CAFE-PHILO (2)

Le CAFE-PHILO de Pau (activité libre et gratuite) du mois de mai 2019 s'est tenu le mardi 14 à 18h30 au café le W Le sujet voté par le groupe présent fut :

 

« Sont-ce nos amis ou nos ennemis qui sont les plus sincères ? »

 

Difficile de répondre à cette question si les amis peuvent être de faux amis. A première vue l’ennemi serait plus sincère : on ne doute pas qu’il soit mal intentionné à notre égard, que cela se voie et s’éprouve, et qu’à ce titre sa sincérité soit manifeste.

Le premier moment de la discussion porte sur les conditions d’une amitié authentique : être un ami c’est savoir écouter, entendre, dire, partager. D’où la question de la vérité : dire le vrai c’est être vérace. Peut-on exiger la véracité ? Certains préféreront la pudeur, la réserve : ne pas tout dire pour sauvegarder l’affection. Sans doute y-a-t-il divers types d’amitié, répondant à des exigences ou des tolérances diverses. On se demandera toutefois si le mensonge et la tromperie ne sont pas la limite qu’on ne peut franchir. Il y a des déceptions dont l’amitié ne se relève pas. L’amitié serait un subtil équilibre entre l’affection et la véracité.

On remarque ensuite que si l’on tend à exiger de la sincérité de l’ami on n’est pas toujours capable de s’imposer à soi-même la même règle. La sincérité serait d’abord une certaine honnêteté, authenticité à l’égard de soi-même : savoir reconnaître ce que l’on sent, éprouve et pense en soi-même, établir une congruence entre le vécu et le parlé, ne pas se dissimuler ses propres affections, ne pas se mentir. A partir de quoi on pourra parler avec franchise (franc=libre). Mais la franchise elle-même a des limites : jusqu’où puis-je dire sans blesser ou froisser ? En théorie la sincérité peut être intégrale, la franchise non.

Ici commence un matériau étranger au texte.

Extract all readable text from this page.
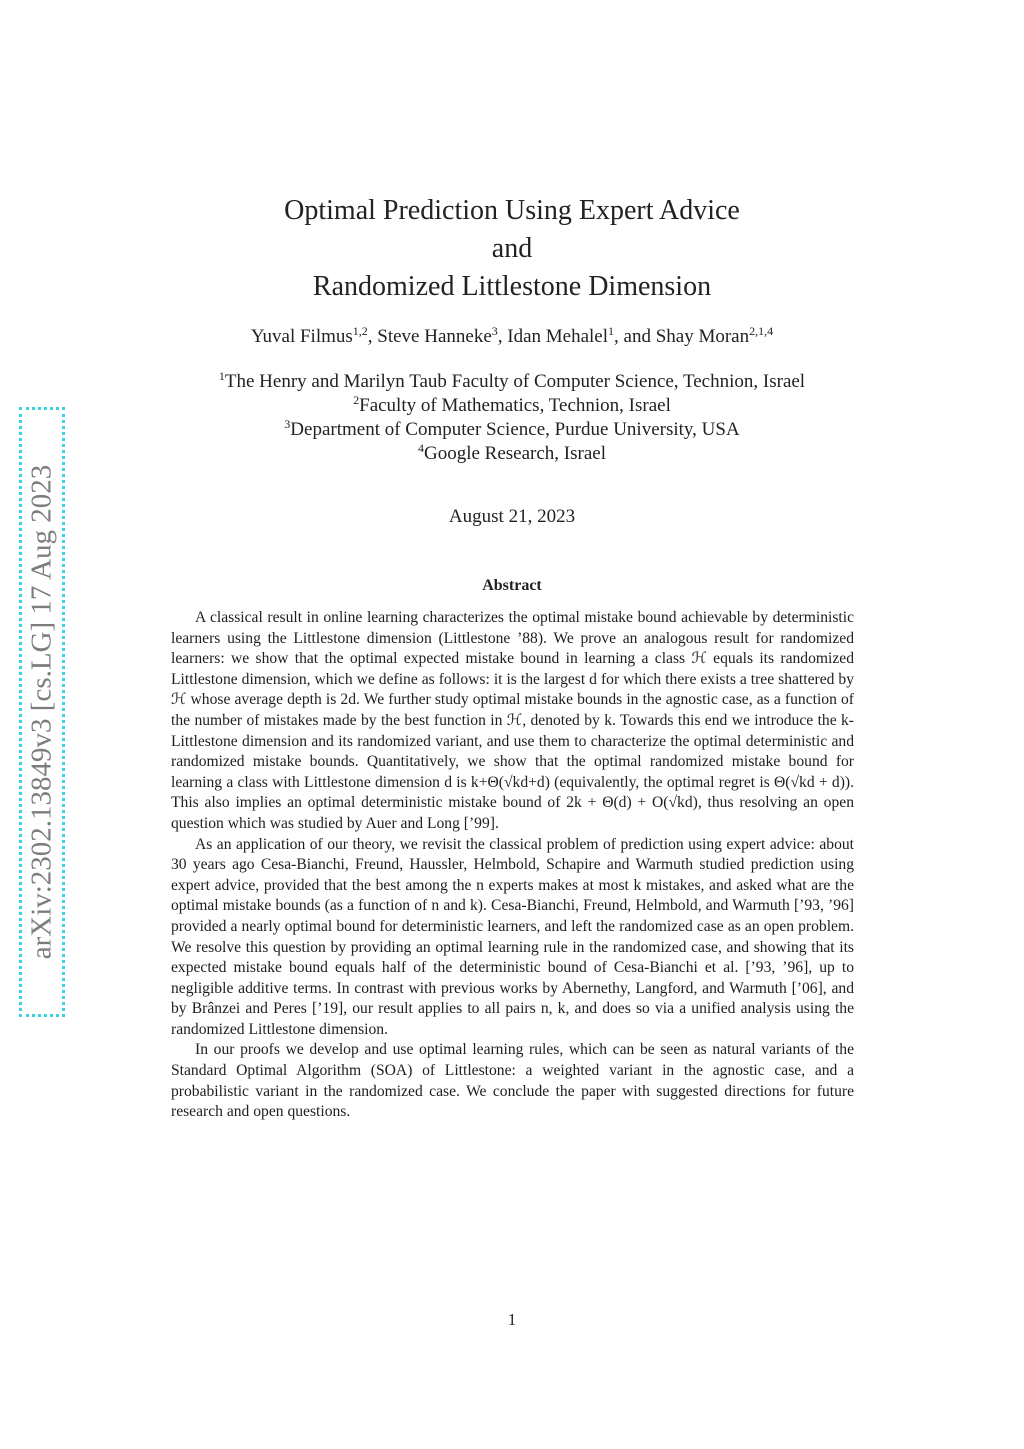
arXiv:2302.13849v3 [cs.LG] 17 Aug 2023
Optimal Prediction Using Expert Advice
and
Randomized Littlestone Dimension
Yuval Filmus$^{1,2}$, Steve Hanneke$^3$, Idan Mehalel$^1$, and Shay Moran$^{2,1,4}$
$^1$The Henry and Marilyn Taub Faculty of Computer Science, Technion, Israel
$^2$Faculty of Mathematics, Technion, Israel
$^3$Department of Computer Science, Purdue University, USA
$^4$Google Research, Israel
August 21, 2023
Abstract

A classical result in online learning characterizes the optimal mistake bound achievable by deterministic learners using the Littlestone dimension (Littlestone ’88). We prove an analogous result for randomized learners: we show that the optimal expected mistake bound in learning a class ℋ equals its randomized Littlestone dimension, which we define as follows: it is the largest d for which there exists a tree shattered by ℋ whose average depth is 2d. We further study optimal mistake bounds in the agnostic case, as a function of the number of mistakes made by the best function in ℋ, denoted by k. Towards this end we introduce the k-Littlestone dimension and its randomized variant, and use them to characterize the optimal deterministic and randomized mistake bounds. Quantitatively, we show that the optimal randomized mistake bound for learning a class with Littlestone dimension d is k+Θ(√kd+d) (equivalently, the optimal regret is Θ(√kd + d)). This also implies an optimal deterministic mistake bound of 2k + Θ(d) + O(√kd), thus resolving an open question which was studied by Auer and Long [’99].

As an application of our theory, we revisit the classical problem of prediction using expert advice: about 30 years ago Cesa-Bianchi, Freund, Haussler, Helmbold, Schapire and Warmuth studied prediction using expert advice, provided that the best among the n experts makes at most k mistakes, and asked what are the optimal mistake bounds (as a function of n and k). Cesa-Bianchi, Freund, Helmbold, and Warmuth [’93, ’96] provided a nearly optimal bound for deterministic learners, and left the randomized case as an open problem. We resolve this question by providing an optimal learning rule in the randomized case, and showing that its expected mistake bound equals half of the deterministic bound of Cesa-Bianchi et al. [’93, ’96], up to negligible additive terms. In contrast with previous works by Abernethy, Langford, and Warmuth [’06], and by Brânzei and Peres [’19], our result applies to all pairs n, k, and does so via a unified analysis using the randomized Littlestone dimension.

In our proofs we develop and use optimal learning rules, which can be seen as natural variants of the Standard Optimal Algorithm (SOA) of Littlestone: a weighted variant in the agnostic case, and a probabilistic variant in the randomized case. We conclude the paper with suggested directions for future research and open questions.

1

Suit une réflexion fort pertinente sur la difficulté d’être sincère : la vie sociale nous contraint à jouer divers personnages, à porter des masques (en latin persona c’est le masque de théâtre), voire à être hypocrites (en grec hypocritès c’est l’acteur), à cultiver des « amitiés » d’intérêt, de complaisance, déguisements et jeux de dupes largement traités dans la littérature romanesque ou dans les ouvrages des moralistes. A l’inverse la haine, la médisance, la jalousie, l’envie, la rivalité de l’ennemi semblent évidents, sauf à être la victime crédule d’un « faux ami » qui cache son jeu et vous assassine par derrière.

Au terme de ces réflexions nous aurons dégagé quelques obstacles à la sincérité :

1 - La connaissance de soi et de l’autre demeure incomplète par nature.

2 - Nous avons tendance à chosifier, réifier, essentialiser, former des images stables et permanentes de ce qui est essentiellement mouvant et évolutif.

3 - Nous avons tendance à idéaliser l’amitié selon nos désirs et aspirations, voire à idéaliser l’ami, quitte à découvrir avec douleur qu’il n’était pas ce que nous croyions.

4 - Nous avons tendance à figer les processus, à refuser et nier la puissance du temps, qui nous révèle le caractère passager de toute chose, et de nos attachements.

En un mot c’est l’illusion qui est au cœur de nos passions, et c’est une douleur de voir s’émietter nos illusions. Pour autant ne renonçons pas à un certain « devoir » de sincérité : c’est dans la parole, par la parole qu’un certain travail de perlaboration est possible, qui nous permettra de voir un peu plus clair en nous-mêmes et dans l’autre, sans prétendre à la transparence absolue, ni à la sincérité inconditionnelle.

La sincérité est à la fois impossible et souhaitable.